12. Only those who share in the group feeling (of a

group) can have a "house" and nobility in the

basic sense and in reality, while others have it

only in a metaphorical and figurative sense.



This is because nobility and prestige are the result of (personal) qualities. A "house" 67 means that a man counts noble and famous men among his forebears. The fact that he is their progeny and descendant gives him great standing among his fellows, for his fellows respect the great standing and nobility that his ancestors acquired through their (personal) qualities.

With regard to their growth and propagation, human beings can be compared to minerals. Muhammad said: "Men are minerals. The best ones in pre-Islamic times are also the best ones in Islam, if they are understanding." 68 "Prestige" in its proper meaning refers to (family) descent.

We have explained that the advantage of (common) descent consists in the group feeling that derives from it and that leads to affection and mutual help. Wherever the group feeling is truly formidable and its soil kept pure, the advantage of a (common) descent is more evident (than elsewhere), and the (group feeling) is more effective. It is an additional advantage to have a number of noble ancestors. Thus, prestige and nobility become firmly grounded in those who share in the group feeling (of a tribe), because there exists (in them) the result of (common) descent. The nobility of a "house" is in direct proportion to the different degrees of group feeling, because (nobility) is the secret of (group feeling).

Isolated 69 inhabitants of cities can have a "house" only in a metaphorical sense. The assumption that they possess one is a specious claim. Seen in its proper light, prestige means to the inhabitants of cities that some of them count among their forefathers men who had good (personal) qualities and who mingled with good people, and (that, in addition, they) try to be as decent as possible. This is different from the real meaning of group feeling, as group feeling derives from (common) descent and a number of forefathers. The terms "prestige" and "house" are used metaphorically in this connection, because there exists in this case a number of successive ancestors who consistently performed good deeds. This is not true and unqualified prestige.70

A "house" possesses an original nobility through group feeling and (personal) qualities. Later on, the people (who have a "house") divest themselves of that nobility when group feeling disappears as the result of sedentary life, as mentioned before, 71 and they mingle with the common people. A certain delusion as to their former prestige remains in their souls and leads them to consider themselves members of the most noble houses.72 They are, however, far from that (status), because their group feeling has completely disap­peared. Many inhabitants of cities who had their origins in (noble) Arab or non-Arab "houses" share such delusions.
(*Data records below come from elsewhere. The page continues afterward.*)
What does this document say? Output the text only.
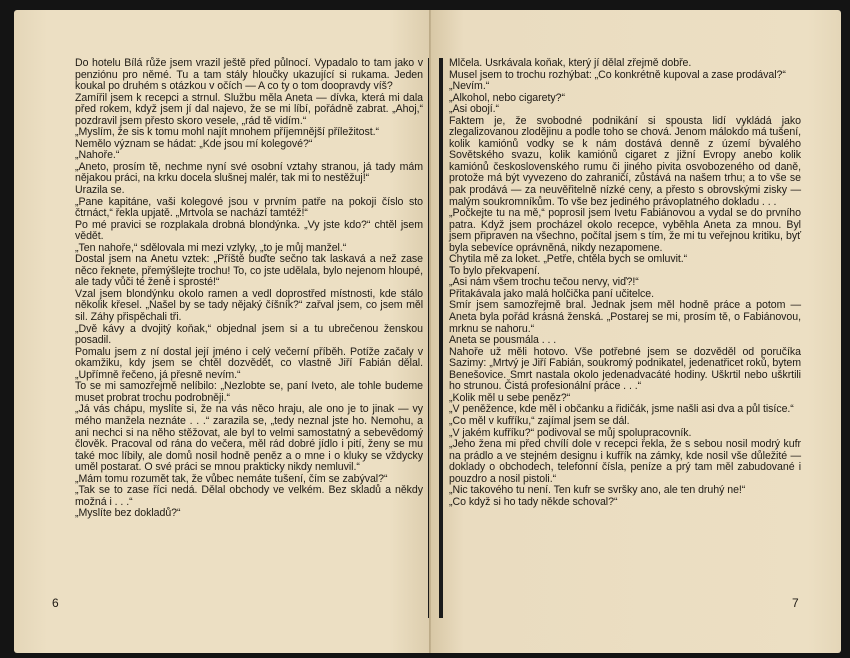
Do hotelu Bílá růže jsem vrazil ještě před půlnocí. Vypadalo to tam jako v penziónu pro němé. Tu a tam stály hloučky ukazující si rukama. Jeden koukal po druhém s otázkou v očích — A co ty o tom doopravdy víš?

Zamířil jsem k recepci a strnul. Službu měla Aneta — dívka, která mi dala před rokem, když jsem jí dal najevo, že se mi líbí, pořádně zabrat. „Ahoj,“ pozdravil jsem přesto skoro vesele, „rád tě vidím.“

„Myslím, že sis k tomu mohl najít mnohem příjemnější příležitost.“

Nemělo význam se hádat: „Kde jsou mí kolegové?“

„Nahoře.“

„Aneto, prosím tě, nechme nyní své osobní vztahy stranou, já tady mám nějakou práci, na krku docela slušnej malér, tak mi to nestěžuj!“

Urazila se.

„Pane kapitáne, vaši kolegové jsou v prvním patře na pokoji číslo sto čtrnáct,“ řekla upjatě. „Mrtvola se nachází tamtéž!“

Po mé pravici se rozplakala drobná blondýnka. „Vy jste kdo?“ chtěl jsem vědět.

„Ten nahoře,“ sdělovala mi mezi vzlyky, „to je můj manžel.“

Dostal jsem na Anetu vztek: „Příště buďte sečno tak laskavá a než zase něco řeknete, přemýšlejte trochu! To, co jste udělala, bylo nejenom hloupé, ale tady vůči té ženě i sprosté!“

Vzal jsem blondýnku okolo ramen a vedl doprostřed místnosti, kde stálo několik křesel. „Našel by se tady nějaký číšník?“ zařval jsem, co jsem měl sil. Záhy přispěchali tři.

„Dvě kávy a dvojitý koňak,“ objednal jsem si a tu ubrečenou ženskou posadil.

Pomalu jsem z ní dostal její jméno i celý večerní příběh. Potíže začaly v okamžiku, kdy jsem se chtěl dozvědět, co vlastně Jiří Fabián dělal. „Upřímně řečeno, já přesně nevím.“

To se mi samozřejmě nelíbilo: „Nezlobte se, paní Iveto, ale tohle budeme muset probrat trochu podrobněji.“

„Já vás chápu, myslíte si, že na vás něco hraju, ale ono je to jinak — vy mého manžela neznáte . . .“ zarazila se, „tedy neznal jste ho. Nemohu, a ani nechci si na něho stěžovat, ale byl to velmi samostatný a sebevědomý člověk. Pracoval od rána do večera, měl rád dobré jídlo i pití, ženy se mu také moc líbily, ale domů nosil hodně peněz a o mne i o kluky se vždycky uměl postarat. O své práci se mnou prakticky nikdy nemluvil.“

„Mám tomu rozumět tak, že vůbec nemáte tušení, čím se zabýval?“

„Tak se to zase říci nedá. Dělal obchody ve velkém. Bez skladů a někdy možná i . . .“

„Myslíte bez dokladů?“

6

Mlčela. Usrkávala koňak, který jí dělal zřejmě dobře.

Musel jsem to trochu rozhýbat: „Co konkrétně kupoval a zase prodával?“

„Nevím.“

„Alkohol, nebo cigarety?“

„Asi obojí.“

Faktem je, že svobodné podnikání si spousta lidí vykládá jako zlegalizovanou zlodějinu a podle toho se chová. Jenom málokdo má tušení, kolik kamiónů vodky se k nám dostává denně z území bývalého Sovětského svazu, kolik kamiónů cigaret z jižní Evropy anebo kolik kamiónů československého rumu či jiného pivita osvobozeného od daně, protože má být vyvezeno do zahraničí, zůstává na našem trhu; a to vše se pak prodává — za neuvěřitelně nízké ceny, a přesto s obrovskými zisky — malým soukromníkům. To vše bez jediného právoplatného dokladu . . .

„Počkejte tu na mě,“ poprosil jsem Ivetu Fabiánovou a vydal se do prvního patra. Když jsem procházel okolo recepce, vyběhla Aneta za mnou. Byl jsem připraven na všechno, počítal jsem s tím, že mi tu veřejnou kritiku, byť byla sebevíce oprávněná, nikdy nezapomene.

Chytila mě za loket. „Petře, chtěla bych se omluvit.“

To bylo překvapení.

„Asi nám všem trochu tečou nervy, viď?!“

Přitakávala jako malá holčička paní učitelce.

Smír jsem samozřejmě bral. Jednak jsem měl hodně práce a potom — Aneta byla pořád krásná ženská. „Postarej se mi, prosím tě, o Fabiánovou, mrknu se nahoru.“

Aneta se pousmála . . .

Nahoře už měli hotovo. Vše potřebné jsem se dozvěděl od poručíka Sazimy: „Mrtvý je Jiří Fabián, soukromý podnikatel, jedenatřicet roků, bytem Benešovice. Smrt nastala okolo jedenadvacáté hodiny. Uškrtil nebo uškrtili ho strunou. Čistá profesionální práce . . .“

„Kolik měl u sebe peněz?“

„V peněžence, kde měl i občanku a řidičák, jsme našli asi dva a půl tisíce.“

„Co měl v kufříku,“ zajímal jsem se dál.

„V jakém kufříku?“ podivoval se můj spolupracovník.

„Jeho žena mi před chvílí dole v recepci řekla, že s sebou nosil modrý kufr na prádlo a ve stejném designu i kufřík na zámky, kde nosil vše důležité — doklady o obchodech, telefonní čísla, peníze a prý tam měl zabudované i pouzdro a nosil pistoli.“

„Nic takového tu není. Ten kufr se svršky ano, ale ten druhý ne!“

„Co když si ho tady někde schoval?“

7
The Israelites are the most firmly misled in this delusion. They originally had one of the greatest "houses" in the world, first, because of the great number of prophets and messengers born among their ancestors, extending from Abraham to Moses, the founder of their religious group and law, and next, because of their group feeling and the royal authority that God had promised and granted them by means of that group feeling. Then, they were divested of all that, and they suffered humiliation and indigence. They were destined to live as exiles on earth. For thousands of years, they knew only enslavement and unbelief 73 Still, the delusion of (nobility) has not left them. They can be found saying: "He is an Aaronite"; "He is a descendant of Joshua"; "He is one of Caleb's progeny"; "He is from the tribe of Judah." This in spite of the fact that their group feeling has disappeared and that for many long years they have been exposed to humiliation.74 Many other inhabitants of cities who hold (noble) pedigrees but no longer share in any group feeling, are inclined to (utter) similar nonsense.

Abul-Walid b. Rushd (Averroes) erred in this respect. He mentioned prestige in the Rhetoric, one of the abridg­ments of the books of the first science.75 "Prestige," he states, "belongs to people who are ancient settlers in a town." He did not consider the things we have just mentioned. I should like to know how long residence in a town can help (anyone to gain prestige), if he does not belong to a group that makes him feared and causes others to obey him. (Averroes,) in a way, considers prestige as depending exclusively on the number of forefathers. Yet,76 rhetoric means to sway the opinions of those whose opinions count, that is, the men in command. It takes no notice of those who have no power. They cannot sway anyone's opinions, and their own opinions are not sought. The sedentary inhabitants of cities fall into that category. It is true that Averroes grew up in a generation (group) and a place where people had no experience of group feeling and were not familiar with the conditions governing it. Therefore, (Averroes) did not progress beyond his well-known (definition of) "house" and prestige as something depending merely on the number of one's ancestors, and did not refer to the reality of group feeling and its influence among men.